Le gouvernement serbe a ainsi prévu de mobiliser 10.000 personnes lors d'une cérémonie prévue lundi soir en l'honneur de l'amitié franco-serbe.
Emmanuel Macron doit inaugurer un monument rénové, situé dans le parc central de Belgrade, dont l'inscription "Aimons la France comme elle nous a aimés" avait été maculée de peinture noire en décembre.
L'Elysée s'est d'avance réjoui de cet "accueil populaire".
Concrètement, des habitants de Belgrade ont reçu lundi matin des SMS les invitant à venir saluer le président français, accueilli dans une ville pavoisée aux couleurs de la France.
La Serbie avait déjà organisé un accueil triomphal à Vladimir Poutine lors de sa visite le 17 janvier 2019.
Des dizaines de milliers de Serbes, plus de 120.000 selon la police, acheminés de tout le pays, avaient défilé drapeaux au vent en l'honneur du "cher président Poutine".
Au tour de Macron
"Cet événement va donner l'occasion de créer un équilibre après l'accueil triomphal à Vladimir Poutine. C'est désormais au tour de Macron. Le pouvoir a les ressources nécessaires pour organiser un tel accueil et le faire apparaître comme grandiose.
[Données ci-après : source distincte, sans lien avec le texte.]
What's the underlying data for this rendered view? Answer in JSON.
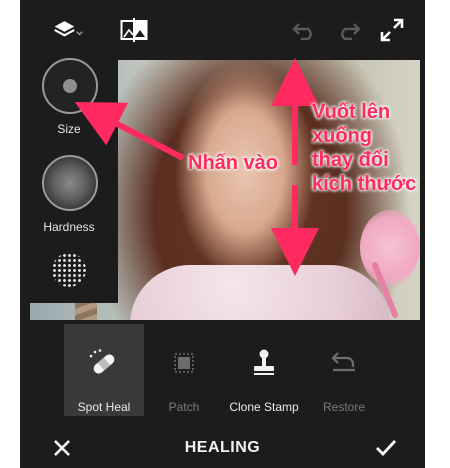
{
  "left_panel": {
    "size_label": "Size",
    "hardness_label": "Hardness"
  },
  "annotations": {
    "tap_hint": "Nhấn vào",
    "swipe_hint_lines": [
      "Vuốt lên",
      "xuống",
      "thay đổi",
      "kích thước"
    ]
  },
  "tools": [
    {
      "label": "Spot Heal",
      "state": "active"
    },
    {
      "label": "Patch",
      "state": "disabled"
    },
    {
      "label": "Clone Stamp",
      "state": "enabled"
    },
    {
      "label": "Restore",
      "state": "disabled"
    }
  ],
  "bottom_bar": {
    "mode_title": "HEALING"
  },
  "icons": {
    "layers": "layers-icon",
    "compare": "compare-icon",
    "undo": "undo-icon",
    "redo": "redo-icon",
    "fullscreen": "expand-icon",
    "cancel": "close-icon",
    "confirm": "check-icon"
  },
  "colors": {
    "annotation": "#ff2a5f",
    "background": "#1c1c1c",
    "active_tool_bg": "#3a3a3a"
  }
}
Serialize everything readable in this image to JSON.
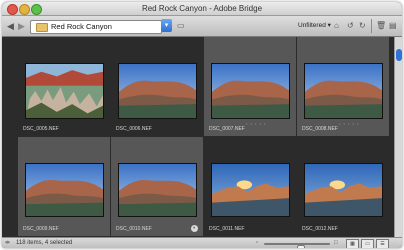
{
  "window": {
    "title": "Red Rock Canyon - Adobe Bridge"
  },
  "toolbar": {
    "path_label": "Red Rock Canyon",
    "filter_label": "Unfiltered",
    "icons": [
      "back-arrow-icon",
      "forward-arrow-icon",
      "folder-icon",
      "dropdown-icon",
      "camera-icon",
      "rotate-left-icon",
      "rotate-right-icon",
      "trash-icon",
      "new-folder-icon"
    ]
  },
  "thumbnails": [
    {
      "name": "DSC_0005.NEF",
      "selected": false,
      "scene": "vegetation",
      "stars": ""
    },
    {
      "name": "DSC_0006.NEF",
      "selected": false,
      "scene": "canyon",
      "stars": ""
    },
    {
      "name": "DSC_0007.NEF",
      "selected": true,
      "scene": "canyon",
      "stars": "• • • • •"
    },
    {
      "name": "DSC_0008.NEF",
      "selected": true,
      "scene": "canyon",
      "stars": "• • • • •"
    },
    {
      "name": "DSC_0009.NEF",
      "selected": true,
      "scene": "canyon",
      "stars": ""
    },
    {
      "name": "DSC_0010.NEF",
      "selected": true,
      "scene": "canyon",
      "stars": ""
    },
    {
      "name": "DSC_0011.NEF",
      "selected": false,
      "scene": "sunset",
      "stars": ""
    },
    {
      "name": "DSC_0012.NEF",
      "selected": false,
      "scene": "sunset",
      "stars": ""
    }
  ],
  "status": {
    "text": "118 items, 4 selected",
    "thumbnail_size": 0.55
  },
  "colors": {
    "content_bg": "#2b2b2b",
    "selection_bg": "#575757",
    "accent": "#2f72d8"
  }
}
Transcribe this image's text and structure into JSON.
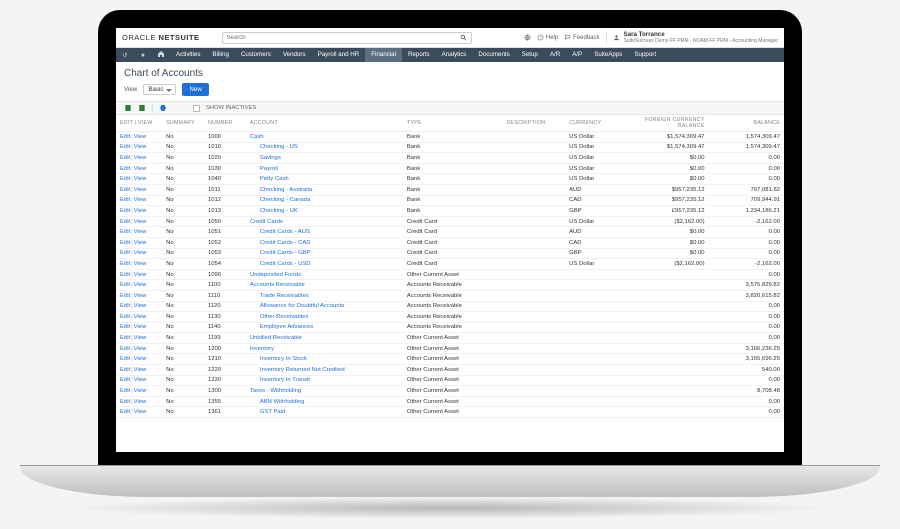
{
  "header": {
    "logo_prefix": "ORACLE",
    "logo_suffix": "NETSUITE",
    "search_placeholder": "Search",
    "help_label": "Help",
    "feedback_label": "Feedback",
    "user_name": "Sara Torrance",
    "user_role": "SuiteSuccess Demo FF PRM - NOAM FF PRM - Accounting Manager"
  },
  "nav": {
    "items": [
      "Activities",
      "Billing",
      "Customers",
      "Vendors",
      "Payroll and HR",
      "Financial",
      "Reports",
      "Analytics",
      "Documents",
      "Setup",
      "A/R",
      "A/P",
      "SuiteApps",
      "Support"
    ],
    "active_index": 5
  },
  "page": {
    "title": "Chart of Accounts",
    "view_label": "View",
    "view_value": "Basic",
    "new_button": "New",
    "show_inactives": "SHOW INACTIVES"
  },
  "columns": {
    "edit": "EDIT | VIEW",
    "summary": "SUMMARY",
    "number": "NUMBER",
    "account": "ACCOUNT",
    "type": "TYPE",
    "description": "DESCRIPTION",
    "currency": "CURRENCY",
    "fcb": "FOREIGN CURRENCY BALANCE",
    "balance": "BALANCE"
  },
  "row_labels": {
    "edit": "Edit",
    "view": "View"
  },
  "rows": [
    {
      "summary": "No",
      "number": "1000",
      "account": "Cash",
      "indent": 0,
      "type": "Bank",
      "currency": "US Dollar",
      "fcb": "$1,574,309.47",
      "balance": "1,574,309.47"
    },
    {
      "summary": "No",
      "number": "1010",
      "account": "Checking - US",
      "indent": 1,
      "type": "Bank",
      "currency": "US Dollar",
      "fcb": "$1,574,309.47",
      "balance": "1,574,309.47"
    },
    {
      "summary": "No",
      "number": "1020",
      "account": "Savings",
      "indent": 1,
      "type": "Bank",
      "currency": "US Dollar",
      "fcb": "$0.00",
      "balance": "0.00"
    },
    {
      "summary": "No",
      "number": "1030",
      "account": "Payroll",
      "indent": 1,
      "type": "Bank",
      "currency": "US Dollar",
      "fcb": "$0.00",
      "balance": "0.00"
    },
    {
      "summary": "No",
      "number": "1040",
      "account": "Petty Cash",
      "indent": 1,
      "type": "Bank",
      "currency": "US Dollar",
      "fcb": "$0.00",
      "balance": "0.00"
    },
    {
      "summary": "No",
      "number": "1011",
      "account": "Checking - Australia",
      "indent": 1,
      "type": "Bank",
      "currency": "AUD",
      "fcb": "$957,235.12",
      "balance": "707,081.82"
    },
    {
      "summary": "No",
      "number": "1012",
      "account": "Checking - Canada",
      "indent": 1,
      "type": "Bank",
      "currency": "CAD",
      "fcb": "$957,235.12",
      "balance": "709,944.91"
    },
    {
      "summary": "No",
      "number": "1013",
      "account": "Checking - UK",
      "indent": 1,
      "type": "Bank",
      "currency": "GBP",
      "fcb": "£957,235.12",
      "balance": "1,234,186.21"
    },
    {
      "summary": "No",
      "number": "1050",
      "account": "Credit Cards",
      "indent": 0,
      "type": "Credit Card",
      "currency": "US Dollar",
      "fcb": "($2,162.00)",
      "balance": "-2,162.00"
    },
    {
      "summary": "No",
      "number": "1051",
      "account": "Credit Cards - AUS",
      "indent": 1,
      "type": "Credit Card",
      "currency": "AUD",
      "fcb": "$0.00",
      "balance": "0.00"
    },
    {
      "summary": "No",
      "number": "1052",
      "account": "Credit Cards - CAD",
      "indent": 1,
      "type": "Credit Card",
      "currency": "CAD",
      "fcb": "$0.00",
      "balance": "0.00"
    },
    {
      "summary": "No",
      "number": "1053",
      "account": "Credit Cards - GBP",
      "indent": 1,
      "type": "Credit Card",
      "currency": "GBP",
      "fcb": "$0.00",
      "balance": "0.00"
    },
    {
      "summary": "No",
      "number": "1054",
      "account": "Credit Cards - USD",
      "indent": 1,
      "type": "Credit Card",
      "currency": "US Dollar",
      "fcb": "($2,162.00)",
      "balance": "-2,162.00"
    },
    {
      "summary": "No",
      "number": "1090",
      "account": "Undeposited Funds",
      "indent": 0,
      "type": "Other Current Asset",
      "currency": "",
      "fcb": "",
      "balance": "0.00"
    },
    {
      "summary": "No",
      "number": "1100",
      "account": "Accounts Receivable",
      "indent": 0,
      "type": "Accounts Receivable",
      "currency": "",
      "fcb": "",
      "balance": "3,575,829.82"
    },
    {
      "summary": "No",
      "number": "1110",
      "account": "Trade Receivables",
      "indent": 1,
      "type": "Accounts Receivable",
      "currency": "",
      "fcb": "",
      "balance": "3,820,615.82"
    },
    {
      "summary": "No",
      "number": "1120",
      "account": "Allowance for Doubtful Accounts",
      "indent": 1,
      "type": "Accounts Receivable",
      "currency": "",
      "fcb": "",
      "balance": "0.00"
    },
    {
      "summary": "No",
      "number": "1130",
      "account": "Other Receivables",
      "indent": 1,
      "type": "Accounts Receivable",
      "currency": "",
      "fcb": "",
      "balance": "0.00"
    },
    {
      "summary": "No",
      "number": "1140",
      "account": "Employee Advances",
      "indent": 1,
      "type": "Accounts Receivable",
      "currency": "",
      "fcb": "",
      "balance": "0.00"
    },
    {
      "summary": "No",
      "number": "1199",
      "account": "Unbilled Receivable",
      "indent": 0,
      "type": "Other Current Asset",
      "currency": "",
      "fcb": "",
      "balance": "0.00"
    },
    {
      "summary": "No",
      "number": "1200",
      "account": "Inventory",
      "indent": 0,
      "type": "Other Current Asset",
      "currency": "",
      "fcb": "",
      "balance": "3,166,236.25"
    },
    {
      "summary": "No",
      "number": "1210",
      "account": "Inventory In Stock",
      "indent": 1,
      "type": "Other Current Asset",
      "currency": "",
      "fcb": "",
      "balance": "3,165,696.25"
    },
    {
      "summary": "No",
      "number": "1220",
      "account": "Inventory Returned Not Credited",
      "indent": 1,
      "type": "Other Current Asset",
      "currency": "",
      "fcb": "",
      "balance": "540.00"
    },
    {
      "summary": "No",
      "number": "1230",
      "account": "Inventory In Transit",
      "indent": 1,
      "type": "Other Current Asset",
      "currency": "",
      "fcb": "",
      "balance": "0.00"
    },
    {
      "summary": "No",
      "number": "1300",
      "account": "Taxes - Withholding",
      "indent": 0,
      "type": "Other Current Asset",
      "currency": "",
      "fcb": "",
      "balance": "8,708.48"
    },
    {
      "summary": "No",
      "number": "1355",
      "account": "ABN Withholding",
      "indent": 1,
      "type": "Other Current Asset",
      "currency": "",
      "fcb": "",
      "balance": "0.00"
    },
    {
      "summary": "No",
      "number": "1361",
      "account": "GST Paid",
      "indent": 1,
      "type": "Other Current Asset",
      "currency": "",
      "fcb": "",
      "balance": "0.00"
    }
  ]
}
Le pouvoir peut faire venir le nombre de personnes souhaité, l'accueil de Poutine l'a démontré", souligne l'analyste politique Aleksandar Popov.
"Belgrade s'attend à ce que trois choses soient éclaircies: l'adhésion de la Serbie à l'UE, le rôle futur de la France (dans les Balkans) car on voit clairement un intérêt accru de Paris pour cette région et enfin la question du Kosovo. C'est une visite très importante dont Vucic souhaite tirer le maximum de profit", explique l'analyste.
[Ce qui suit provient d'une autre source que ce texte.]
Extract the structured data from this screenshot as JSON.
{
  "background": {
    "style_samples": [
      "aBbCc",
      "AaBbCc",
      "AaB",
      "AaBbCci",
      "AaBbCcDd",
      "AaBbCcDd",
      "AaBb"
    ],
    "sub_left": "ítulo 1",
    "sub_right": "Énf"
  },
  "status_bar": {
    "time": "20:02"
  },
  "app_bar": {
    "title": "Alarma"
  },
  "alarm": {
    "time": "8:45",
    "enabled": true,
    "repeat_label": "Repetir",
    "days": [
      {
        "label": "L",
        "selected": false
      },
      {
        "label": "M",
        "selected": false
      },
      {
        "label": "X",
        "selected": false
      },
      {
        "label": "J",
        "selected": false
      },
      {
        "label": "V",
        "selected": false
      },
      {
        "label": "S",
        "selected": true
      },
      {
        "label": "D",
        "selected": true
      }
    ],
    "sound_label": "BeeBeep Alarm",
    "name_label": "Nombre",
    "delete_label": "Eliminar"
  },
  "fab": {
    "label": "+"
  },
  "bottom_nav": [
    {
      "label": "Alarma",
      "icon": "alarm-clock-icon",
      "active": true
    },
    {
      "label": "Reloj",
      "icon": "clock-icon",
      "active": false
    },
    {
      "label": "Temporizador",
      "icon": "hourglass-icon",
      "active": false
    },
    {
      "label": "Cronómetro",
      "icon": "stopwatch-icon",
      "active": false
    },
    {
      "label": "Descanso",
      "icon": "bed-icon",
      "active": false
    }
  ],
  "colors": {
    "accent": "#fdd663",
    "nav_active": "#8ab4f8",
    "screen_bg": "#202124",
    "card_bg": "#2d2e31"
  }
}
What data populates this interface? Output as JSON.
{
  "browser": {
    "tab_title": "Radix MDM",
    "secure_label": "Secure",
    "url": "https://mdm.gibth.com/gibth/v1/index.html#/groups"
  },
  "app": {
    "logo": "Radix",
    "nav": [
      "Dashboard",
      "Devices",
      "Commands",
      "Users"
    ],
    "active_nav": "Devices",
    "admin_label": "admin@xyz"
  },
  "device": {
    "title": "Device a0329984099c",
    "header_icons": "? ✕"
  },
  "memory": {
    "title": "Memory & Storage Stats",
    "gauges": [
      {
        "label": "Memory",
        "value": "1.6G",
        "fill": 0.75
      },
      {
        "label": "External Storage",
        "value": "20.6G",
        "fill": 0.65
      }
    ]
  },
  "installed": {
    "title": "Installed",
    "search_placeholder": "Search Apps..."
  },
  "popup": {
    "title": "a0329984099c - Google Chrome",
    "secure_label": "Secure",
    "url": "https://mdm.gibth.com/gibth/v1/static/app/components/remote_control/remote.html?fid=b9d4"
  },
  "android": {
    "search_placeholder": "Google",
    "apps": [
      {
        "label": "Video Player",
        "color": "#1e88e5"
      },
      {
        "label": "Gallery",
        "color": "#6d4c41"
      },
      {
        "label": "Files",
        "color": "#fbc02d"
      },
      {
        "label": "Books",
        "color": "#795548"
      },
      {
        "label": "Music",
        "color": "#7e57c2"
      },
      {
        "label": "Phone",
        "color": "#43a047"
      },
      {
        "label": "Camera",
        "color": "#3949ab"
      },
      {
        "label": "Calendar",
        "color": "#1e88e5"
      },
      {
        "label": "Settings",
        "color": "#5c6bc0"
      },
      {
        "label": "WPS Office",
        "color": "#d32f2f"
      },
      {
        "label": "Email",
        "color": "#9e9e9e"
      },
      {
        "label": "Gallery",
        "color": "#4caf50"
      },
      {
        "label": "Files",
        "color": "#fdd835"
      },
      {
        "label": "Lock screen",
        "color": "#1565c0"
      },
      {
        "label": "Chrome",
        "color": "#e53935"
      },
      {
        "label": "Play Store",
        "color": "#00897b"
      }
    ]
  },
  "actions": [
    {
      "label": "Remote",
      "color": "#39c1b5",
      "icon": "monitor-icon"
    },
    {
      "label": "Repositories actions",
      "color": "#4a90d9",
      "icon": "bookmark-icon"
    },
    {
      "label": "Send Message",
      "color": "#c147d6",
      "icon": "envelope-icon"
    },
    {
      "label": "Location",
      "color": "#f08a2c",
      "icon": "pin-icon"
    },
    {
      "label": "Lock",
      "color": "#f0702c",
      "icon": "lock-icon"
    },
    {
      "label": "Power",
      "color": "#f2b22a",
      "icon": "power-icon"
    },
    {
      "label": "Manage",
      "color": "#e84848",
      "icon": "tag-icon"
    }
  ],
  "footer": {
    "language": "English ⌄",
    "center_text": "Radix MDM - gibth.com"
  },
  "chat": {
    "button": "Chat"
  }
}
En avril à Berlin, Angela Merkel et le président français s'étaient pourtant montrés optimistes sur leur capacité à pousser Belgrade et Pristina à renouer le dialogue. Les deux parties avaient prévu de se revoir à Paris début juillet. Mais la rencontre a été annulée faute de proposition nouvelle.
Ce désamour s'accompagne d'une faiblesse des liens économiques, même si Vinci a récemment remporté la concession de l'aéroport de Belgrade et qu'Alstom reste en lice pour le projet de métro.
Mais Alstom, dont les dirigeants accompagnent le président, est en concurrence avec un consortium chinois.
Les Balkans sont une pièce importante des "Nouvelles routes de la Soie", méga-projet de la Chine pour développer sa puissance économique. A coups de prêts à faibles taux, les Chinois multiplient les constructions d'infrastructures et les acquisitions industrielles dans la région.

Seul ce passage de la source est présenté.